The Corps Marshal, Federal Road Safety Corps (FRSC), Dauda Ali Biu, has insisted that all efforts must be put in place to ensure that road traffic crashes are eliminated.

Speaking Thursday in Abuja at the official flag-off of the 2024 Easter Motor Park mega rally, he lamented that the corps recorded a total of 107 road traffic crashes that involved 705 people with 81 killed, 345 victims injured while 279 were rescued without injuries.

He said the corps had risen to surmount the challenge by bringing sensitisation talks to the doorsteps of commuters as a strategic intervention to reduce road traffic crashes and fatalities “in line with our 2024 corporate strategic goals.”

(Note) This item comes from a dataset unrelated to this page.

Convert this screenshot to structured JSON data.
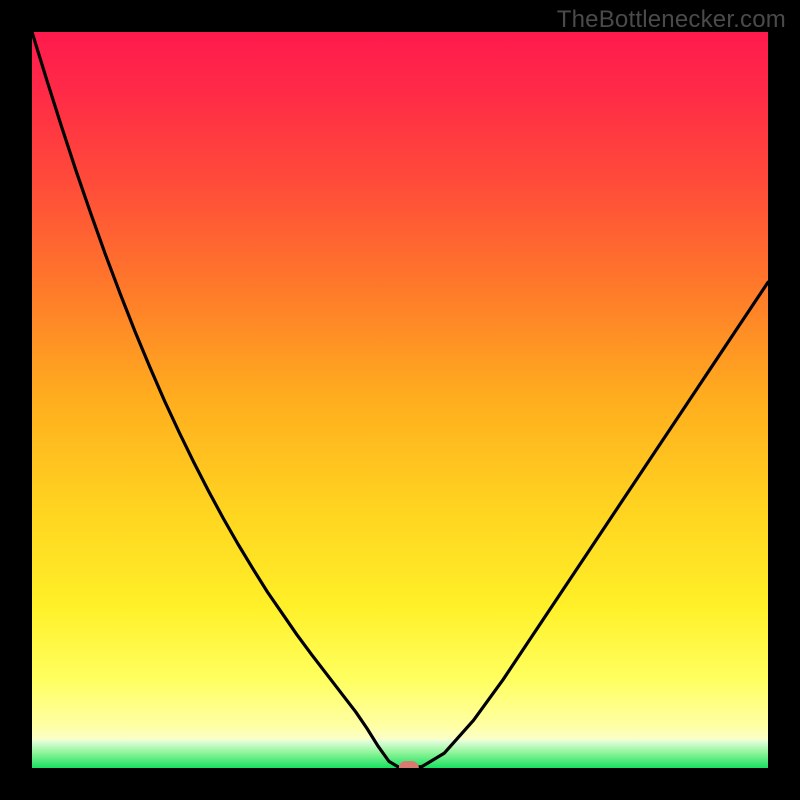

He said drinking and driving, overloading of vehicles, use of worn-out tyres, lane indiscipline, excessive speed, wrongful overtaking etc do not only pose a threat to the life of the driver, but also to the lives and properties of all road users (motorists, pedestrians, and even animals).

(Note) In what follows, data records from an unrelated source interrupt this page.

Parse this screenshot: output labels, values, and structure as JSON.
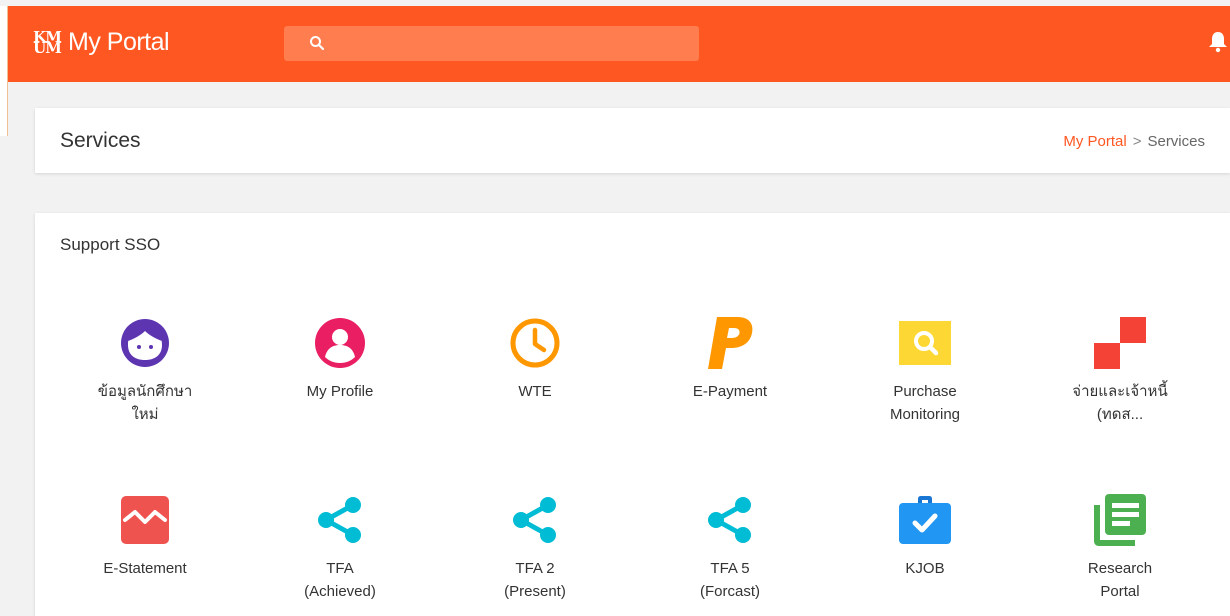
{
  "app": {
    "logo_text": "KM UM",
    "brand": "My Portal"
  },
  "search": {
    "placeholder": "",
    "icon": "search-icon"
  },
  "header": {
    "title": "Services",
    "breadcrumb": [
      "My Portal",
      "Services"
    ]
  },
  "section": {
    "title": "Support SSO"
  },
  "colors": {
    "primary": "#ff5722",
    "search_bg": "#ff7d4f"
  },
  "services": [
    {
      "icon": "student-face-icon",
      "line1": "ข้อมูลนักศึกษา",
      "line2": "ใหม่"
    },
    {
      "icon": "profile-icon",
      "line1": "My Profile",
      "line2": ""
    },
    {
      "icon": "clock-icon",
      "line1": "WTE",
      "line2": ""
    },
    {
      "icon": "payment-p-icon",
      "line1": "E-Payment",
      "line2": ""
    },
    {
      "icon": "magnifier-icon",
      "line1": "Purchase",
      "line2": "Monitoring"
    },
    {
      "icon": "red-blocks-icon",
      "line1": "จ่ายและเจ้าหนี้",
      "line2": "(ทดส..."
    },
    {
      "icon": "statement-chart-icon",
      "line1": "E-Statement",
      "line2": ""
    },
    {
      "icon": "share-icon",
      "line1": "TFA",
      "line2": "(Achieved)"
    },
    {
      "icon": "share-icon",
      "line1": "TFA 2",
      "line2": "(Present)"
    },
    {
      "icon": "share-icon",
      "line1": "TFA 5",
      "line2": "(Forcast)"
    },
    {
      "icon": "briefcase-check-icon",
      "line1": "KJOB",
      "line2": ""
    },
    {
      "icon": "document-list-icon",
      "line1": "Research",
      "line2": "Portal"
    }
  ]
}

Represented by the Deputy Corps Marshal, Operations, Alkali Zaki, he said such bad driving behaviours were a threat to the state of road infrastructures which cost a lot of taxpayers’ resources to produce.

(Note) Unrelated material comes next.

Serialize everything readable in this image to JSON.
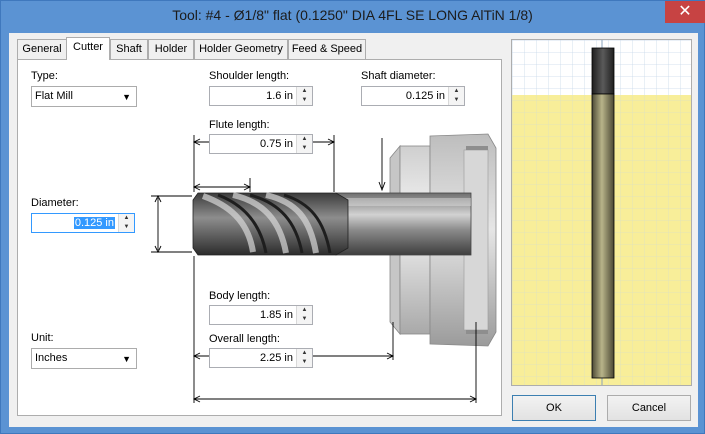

Biu said part of the efforts put in place to deal with the challenges was the idea of taking the message of safety down to the motor parks quite early due to the critical role the union officials play on the road as a prelude to massive deployment of personnel and logistics to the highways, particularly at the black spots for the containment of the perennial traffic gridlock and the accompanying hazards.

On his part, Executive Secretary, Nigerian Road Transport Owners (NARTO), Aloga Ogbodo, urged that the sale of alcohol be banned entirely from motor parks.

He warned that accidents should be avoided at all costs as it affects the economy of the country as well as humanity.

Speaking at the event, the representative of the National Union of Road Transport Workers (NURTW), Com. Yusuf Alabi, said part of the problem came from drivers who were retired from civil service and took up transport driving as a retirement plan.

He alleged that most of them take hard substances to work because they were always thinking and worried about delayed payment of their gratuity.

He urged every driver to embark on their journey without hard substances as their eyes get clearer, adding that drivers should reduce speed while travelling as there was no need for the rush.